Мадлен и Ланжелье (друг друга они называли «Мими» и «Эмиль») устраивали и свидания, во время которых их близость достигла – с позиции девицы Викторианской эпохи – точки невозврата. Выход она видела в браке, которого желала искренне и всей душой. «От меня ждали, что я выйду за человека богатого, – писала она Эмилю, – но я беру в мужья мужчину, которого люблю. Знаю, что все мои друзья меня осудят и отвергнут, но мне все равно».
Когда в ходе процесса всплыли письма Мадлен, это вызвало сенсацию. Получалось, что даже девица из хорошей буржуазной семьи может стремиться к сексу и получать от него удовольствие. «Теперь я жена во всех смыслах этого слова, – писала Мадлен Эмилю 27 июня 1856 года, хотя, конечно, формально брака своего они не зарегистрировали. – Женой другого после нашей с тобой близости я никогда не стану», – заверяла она возлюбленного, в то же время уговаривая себя, что «наша связь не противозаконна, ибо я жена [ему] перед Богом, и, значит, в любви нашей нет греха».

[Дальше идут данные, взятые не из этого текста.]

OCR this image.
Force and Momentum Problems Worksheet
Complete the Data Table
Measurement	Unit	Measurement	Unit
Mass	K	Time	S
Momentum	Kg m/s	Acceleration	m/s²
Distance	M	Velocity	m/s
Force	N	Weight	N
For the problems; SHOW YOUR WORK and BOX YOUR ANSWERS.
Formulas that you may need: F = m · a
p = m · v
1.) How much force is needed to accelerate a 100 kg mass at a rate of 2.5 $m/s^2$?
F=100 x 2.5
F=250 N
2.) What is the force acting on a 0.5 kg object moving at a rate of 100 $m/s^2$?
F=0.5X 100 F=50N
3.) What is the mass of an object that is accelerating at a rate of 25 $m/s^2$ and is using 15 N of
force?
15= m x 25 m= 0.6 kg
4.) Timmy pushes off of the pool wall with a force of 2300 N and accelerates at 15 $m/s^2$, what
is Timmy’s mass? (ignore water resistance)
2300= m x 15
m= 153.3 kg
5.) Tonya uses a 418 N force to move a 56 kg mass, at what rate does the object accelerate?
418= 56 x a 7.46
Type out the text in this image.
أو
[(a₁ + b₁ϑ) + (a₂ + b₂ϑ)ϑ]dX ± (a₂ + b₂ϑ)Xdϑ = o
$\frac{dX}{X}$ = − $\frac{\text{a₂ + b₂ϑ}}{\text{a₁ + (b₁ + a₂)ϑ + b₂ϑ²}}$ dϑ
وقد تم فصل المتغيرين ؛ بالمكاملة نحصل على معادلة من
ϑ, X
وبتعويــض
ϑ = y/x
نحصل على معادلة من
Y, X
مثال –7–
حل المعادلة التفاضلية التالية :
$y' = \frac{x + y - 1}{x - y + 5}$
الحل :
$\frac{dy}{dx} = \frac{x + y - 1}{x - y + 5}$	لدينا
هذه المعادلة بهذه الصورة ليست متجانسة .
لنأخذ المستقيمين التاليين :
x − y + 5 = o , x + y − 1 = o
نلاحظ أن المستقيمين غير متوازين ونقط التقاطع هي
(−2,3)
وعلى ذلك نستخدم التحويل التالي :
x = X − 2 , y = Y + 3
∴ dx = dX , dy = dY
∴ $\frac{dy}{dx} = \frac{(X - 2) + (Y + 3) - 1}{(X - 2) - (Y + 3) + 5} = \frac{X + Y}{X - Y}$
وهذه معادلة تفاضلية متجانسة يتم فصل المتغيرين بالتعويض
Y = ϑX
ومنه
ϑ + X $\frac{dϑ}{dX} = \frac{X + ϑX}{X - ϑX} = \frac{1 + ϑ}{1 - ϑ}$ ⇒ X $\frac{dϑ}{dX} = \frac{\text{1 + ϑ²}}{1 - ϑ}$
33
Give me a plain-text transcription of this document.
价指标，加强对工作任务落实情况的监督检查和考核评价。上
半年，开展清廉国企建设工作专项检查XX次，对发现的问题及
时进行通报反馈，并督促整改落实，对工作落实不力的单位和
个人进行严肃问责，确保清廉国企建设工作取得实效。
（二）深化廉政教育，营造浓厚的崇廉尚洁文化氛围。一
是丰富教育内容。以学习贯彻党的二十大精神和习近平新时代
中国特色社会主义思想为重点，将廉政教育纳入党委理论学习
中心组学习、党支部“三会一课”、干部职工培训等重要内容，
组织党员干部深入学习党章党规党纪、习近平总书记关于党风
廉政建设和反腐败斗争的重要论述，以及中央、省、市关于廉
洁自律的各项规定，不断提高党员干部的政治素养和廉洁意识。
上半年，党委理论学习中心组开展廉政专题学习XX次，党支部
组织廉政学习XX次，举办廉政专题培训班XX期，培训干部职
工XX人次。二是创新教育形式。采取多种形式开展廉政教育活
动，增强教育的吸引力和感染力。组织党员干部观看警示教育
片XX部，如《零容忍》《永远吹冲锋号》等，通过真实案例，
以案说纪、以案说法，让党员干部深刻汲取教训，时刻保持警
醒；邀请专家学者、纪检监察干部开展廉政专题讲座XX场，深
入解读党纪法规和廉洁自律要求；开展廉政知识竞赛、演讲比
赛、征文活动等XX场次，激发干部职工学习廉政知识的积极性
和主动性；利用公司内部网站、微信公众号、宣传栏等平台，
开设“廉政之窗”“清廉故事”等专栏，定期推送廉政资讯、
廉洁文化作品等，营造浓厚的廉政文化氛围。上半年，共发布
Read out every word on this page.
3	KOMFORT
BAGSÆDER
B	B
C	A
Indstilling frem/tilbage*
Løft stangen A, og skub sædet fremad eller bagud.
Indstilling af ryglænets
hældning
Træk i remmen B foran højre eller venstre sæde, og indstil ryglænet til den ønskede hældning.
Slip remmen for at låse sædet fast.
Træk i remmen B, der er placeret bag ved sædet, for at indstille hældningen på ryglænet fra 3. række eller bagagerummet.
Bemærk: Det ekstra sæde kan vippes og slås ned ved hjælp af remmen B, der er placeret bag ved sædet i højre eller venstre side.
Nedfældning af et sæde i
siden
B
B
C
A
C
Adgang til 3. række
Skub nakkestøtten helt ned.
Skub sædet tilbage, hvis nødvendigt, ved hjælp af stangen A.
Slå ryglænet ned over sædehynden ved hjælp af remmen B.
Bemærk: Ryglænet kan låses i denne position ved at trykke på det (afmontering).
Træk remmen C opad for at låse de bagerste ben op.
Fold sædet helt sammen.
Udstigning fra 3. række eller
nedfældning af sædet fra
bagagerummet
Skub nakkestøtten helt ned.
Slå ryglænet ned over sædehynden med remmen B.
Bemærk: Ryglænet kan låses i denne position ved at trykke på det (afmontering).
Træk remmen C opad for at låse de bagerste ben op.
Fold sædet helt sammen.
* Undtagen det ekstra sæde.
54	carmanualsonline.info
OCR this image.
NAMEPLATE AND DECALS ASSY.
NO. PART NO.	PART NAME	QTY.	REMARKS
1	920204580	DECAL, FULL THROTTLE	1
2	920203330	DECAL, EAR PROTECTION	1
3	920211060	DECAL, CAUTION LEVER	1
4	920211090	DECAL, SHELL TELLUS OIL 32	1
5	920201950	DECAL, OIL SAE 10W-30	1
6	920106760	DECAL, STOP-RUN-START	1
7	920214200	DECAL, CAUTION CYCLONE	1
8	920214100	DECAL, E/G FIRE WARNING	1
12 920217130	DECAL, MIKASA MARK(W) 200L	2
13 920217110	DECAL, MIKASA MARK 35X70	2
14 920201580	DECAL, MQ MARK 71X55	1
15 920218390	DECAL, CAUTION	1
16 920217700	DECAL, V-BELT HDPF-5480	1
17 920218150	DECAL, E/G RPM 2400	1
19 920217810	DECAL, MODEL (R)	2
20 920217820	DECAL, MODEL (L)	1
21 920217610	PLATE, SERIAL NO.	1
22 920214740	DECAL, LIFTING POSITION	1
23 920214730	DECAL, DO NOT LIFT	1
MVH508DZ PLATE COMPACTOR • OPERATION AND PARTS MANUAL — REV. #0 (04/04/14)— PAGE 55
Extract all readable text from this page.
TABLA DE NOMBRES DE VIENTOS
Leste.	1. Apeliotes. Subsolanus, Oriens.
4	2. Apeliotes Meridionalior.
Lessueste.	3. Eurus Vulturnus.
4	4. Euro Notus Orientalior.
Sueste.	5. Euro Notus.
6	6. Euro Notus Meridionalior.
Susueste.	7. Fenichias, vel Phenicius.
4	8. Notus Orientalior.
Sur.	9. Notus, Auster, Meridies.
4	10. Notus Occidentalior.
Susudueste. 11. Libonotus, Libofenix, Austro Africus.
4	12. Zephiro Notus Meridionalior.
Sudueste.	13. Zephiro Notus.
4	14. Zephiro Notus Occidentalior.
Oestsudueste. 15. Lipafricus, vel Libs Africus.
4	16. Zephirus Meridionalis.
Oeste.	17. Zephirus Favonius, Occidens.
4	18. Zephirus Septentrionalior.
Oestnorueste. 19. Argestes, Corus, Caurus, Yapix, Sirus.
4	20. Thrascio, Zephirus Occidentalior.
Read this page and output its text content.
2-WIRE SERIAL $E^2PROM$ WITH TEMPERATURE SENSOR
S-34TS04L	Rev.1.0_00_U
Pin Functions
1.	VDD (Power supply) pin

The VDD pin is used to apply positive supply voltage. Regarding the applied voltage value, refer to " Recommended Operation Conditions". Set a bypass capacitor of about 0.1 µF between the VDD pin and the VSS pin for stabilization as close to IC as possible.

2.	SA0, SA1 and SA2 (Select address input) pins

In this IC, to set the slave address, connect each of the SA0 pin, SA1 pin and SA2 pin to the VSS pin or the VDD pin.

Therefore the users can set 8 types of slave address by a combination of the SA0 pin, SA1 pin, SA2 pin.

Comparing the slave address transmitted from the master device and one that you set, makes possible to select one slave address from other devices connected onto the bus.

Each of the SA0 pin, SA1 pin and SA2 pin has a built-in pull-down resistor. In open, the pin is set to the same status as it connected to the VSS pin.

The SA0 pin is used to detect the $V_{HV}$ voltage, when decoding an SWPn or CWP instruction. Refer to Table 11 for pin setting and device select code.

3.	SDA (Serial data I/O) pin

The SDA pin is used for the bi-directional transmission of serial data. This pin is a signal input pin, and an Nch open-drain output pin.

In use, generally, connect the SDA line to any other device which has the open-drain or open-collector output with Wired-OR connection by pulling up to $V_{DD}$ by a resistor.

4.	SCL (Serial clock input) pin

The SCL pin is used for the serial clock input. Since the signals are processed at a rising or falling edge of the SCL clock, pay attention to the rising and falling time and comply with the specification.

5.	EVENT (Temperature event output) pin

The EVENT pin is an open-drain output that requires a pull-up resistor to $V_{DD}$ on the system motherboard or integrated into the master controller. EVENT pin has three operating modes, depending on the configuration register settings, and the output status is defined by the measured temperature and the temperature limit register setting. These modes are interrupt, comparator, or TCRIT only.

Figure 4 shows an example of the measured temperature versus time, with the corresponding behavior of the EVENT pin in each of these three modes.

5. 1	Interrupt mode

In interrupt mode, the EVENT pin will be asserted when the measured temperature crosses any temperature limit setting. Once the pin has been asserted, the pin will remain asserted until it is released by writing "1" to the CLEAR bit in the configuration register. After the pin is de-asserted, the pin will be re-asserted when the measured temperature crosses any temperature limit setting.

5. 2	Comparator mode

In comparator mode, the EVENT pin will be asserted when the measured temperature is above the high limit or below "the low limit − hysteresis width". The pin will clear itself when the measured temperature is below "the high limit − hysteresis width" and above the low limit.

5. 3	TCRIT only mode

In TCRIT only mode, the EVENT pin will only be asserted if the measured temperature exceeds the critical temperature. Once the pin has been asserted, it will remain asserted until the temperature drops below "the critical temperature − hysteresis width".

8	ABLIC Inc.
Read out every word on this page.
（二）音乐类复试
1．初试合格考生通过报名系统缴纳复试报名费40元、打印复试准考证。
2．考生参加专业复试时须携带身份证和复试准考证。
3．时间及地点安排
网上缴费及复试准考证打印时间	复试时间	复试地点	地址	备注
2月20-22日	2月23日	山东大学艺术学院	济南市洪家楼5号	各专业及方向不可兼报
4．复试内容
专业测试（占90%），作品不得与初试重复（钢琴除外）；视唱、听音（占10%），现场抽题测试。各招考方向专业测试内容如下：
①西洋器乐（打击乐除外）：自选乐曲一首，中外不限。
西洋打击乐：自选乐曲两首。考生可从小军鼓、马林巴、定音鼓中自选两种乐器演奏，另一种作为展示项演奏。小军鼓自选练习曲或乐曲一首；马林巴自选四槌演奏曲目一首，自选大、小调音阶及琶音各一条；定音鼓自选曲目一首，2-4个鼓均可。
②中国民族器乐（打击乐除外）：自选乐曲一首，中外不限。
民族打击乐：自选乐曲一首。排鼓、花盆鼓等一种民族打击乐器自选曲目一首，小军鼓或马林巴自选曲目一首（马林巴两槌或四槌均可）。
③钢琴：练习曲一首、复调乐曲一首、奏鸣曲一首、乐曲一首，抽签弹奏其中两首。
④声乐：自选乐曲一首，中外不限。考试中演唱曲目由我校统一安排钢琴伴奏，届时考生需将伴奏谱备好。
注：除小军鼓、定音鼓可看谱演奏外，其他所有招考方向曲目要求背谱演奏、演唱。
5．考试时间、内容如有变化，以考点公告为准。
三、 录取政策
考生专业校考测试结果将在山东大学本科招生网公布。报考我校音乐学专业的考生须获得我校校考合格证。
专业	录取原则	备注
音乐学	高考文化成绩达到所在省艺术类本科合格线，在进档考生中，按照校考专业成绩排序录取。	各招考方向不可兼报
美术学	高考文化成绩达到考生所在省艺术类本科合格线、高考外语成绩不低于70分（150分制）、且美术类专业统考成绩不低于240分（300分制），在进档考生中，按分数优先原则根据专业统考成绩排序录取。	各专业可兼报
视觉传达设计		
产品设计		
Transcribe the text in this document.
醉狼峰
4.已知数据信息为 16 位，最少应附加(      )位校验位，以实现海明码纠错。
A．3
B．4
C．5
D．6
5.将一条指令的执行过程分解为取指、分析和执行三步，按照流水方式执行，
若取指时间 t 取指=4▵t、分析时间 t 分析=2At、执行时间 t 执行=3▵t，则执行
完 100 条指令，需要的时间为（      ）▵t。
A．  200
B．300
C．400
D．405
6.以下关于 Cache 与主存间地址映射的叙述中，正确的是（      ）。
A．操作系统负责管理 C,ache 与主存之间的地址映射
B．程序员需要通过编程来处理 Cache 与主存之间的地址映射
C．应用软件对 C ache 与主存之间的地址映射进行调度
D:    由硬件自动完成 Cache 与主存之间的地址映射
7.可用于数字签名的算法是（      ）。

Но мужем Мими Эмиль так никогда и не стал. Со временем чувство ее к нему остыло, – чем дальше, тем больше она видела в нем воплощение недозволенного – того, о чем не подобает даже думать юным девам, – и под разными предлогами пыталась его отвадить. Родители, не знавшие о романе дочери, торопили ее с замужеством, и она боялась, что все раскроется. От третьих лиц Эмиль узнал, что родители Мадлен нашли ей жениха гораздо более подходящего, чем он, – одного из деловых партнеров отца.
Судя по всему, Мадлен опасалась, что отвергнутый возлюбленный в сердцах может раскрыть тайну их былых отношений и тем разрушить ее жизнь. В письмах она умоляла Эмиля: «Прошу тебя, ради всего святого, не посылай мои письма папе. Он проклянет меня и выгонит из дома. Я умру…»
В марте 1857 года состоялось несколько их свиданий – надо думать, мучительных и полных слез. Мадлен, не выходя из дома, беседовала с Эмилем через кухонное окно. На одном из этих свиданий она угостила его чашкой горячего шоколада, после чего он стал страдать от желудочных болей и через два дня после их последней встречи скончался.
Письма Мадлен, найденные на квартире Эмиля, привлекли к ней внимание полиции. Вдобавок ее имя значилось и в реестре покупателей ядов у аптекарей. Выяснилось, что она дважды приобретала у них мышьяк. Яд мог предназначаться крысам, как и утверждала Мадлен, или использоваться в косметических целях. Но покупка яда могла означать и намерение Мадлен избавиться от осложнившего ей жизнь обстоятельства.
Сами письма Мадлен на процессе не зачитывались, и мы видим, как завеса приличия, опускаясь, скрывает детали ее поступков. «Все предосудительные выражения, все сальности и неделикатные намеки были тщательно вымараны… с тем, чтобы не добивать обвиняемую, обрушив на нее столь ужасный груз публичности».
И хотя репутация Мадлен пострадала, наказания она избежала. Молодая, привлекательная романтическая девушка вызывала большое сочувствие у сограждан. Она совершенно не походила на убийцу. Поведение ее в тюрьме говорило о хорошем воспитании и чистоте помыслов: время она проводила за легким чтением, иногда сетуя, что в камере нет пианино. Даже френолог, призванный изучить череп Мадлен, нашел ее во всех отношениях прелестной и имеющей склонность к математике. «Благодаря силе ее чувств и здоровому темпераменту, – писал он, – она может стать настоящим сокровищем в браке с достойным джентльменом». Все это резко контрастировало с мнением френолога о Уильяме Палмере. Не исключено, что специалисты в области френологии делают выводы, основываясь на впечатлении от клиента, полученном еще раньше, чем они приступают к исследованию черепа.
Шотландское жюри присяжных вынесло вердикт: «Вина не доказана». Такое решение было встречено бурным одобрением. В среде женщин Мадлен прославилась как героиня.
Многие во всем винили Эмиля, соблазнившего невинную девушку.
Торговцы Глазго даже организовали подписку в пользу Мадлен, чтобы ей было на что жить. В газетах упоминалась сумма примерно в 10 тысяч фунтов. Эти деньги собрали для злокозненной интриганки, не то убившей, не то не убившей Эмиля (вердикт «не доказано» был равноценен «невиновна»). И это в то время, как указывает Джудит Фландерс, когда бедной старой матери погибшего Эмиля, оставшейся совершенно без средств к существованию, общество отвалило щедрый дар – чуть больше 89 фунтов!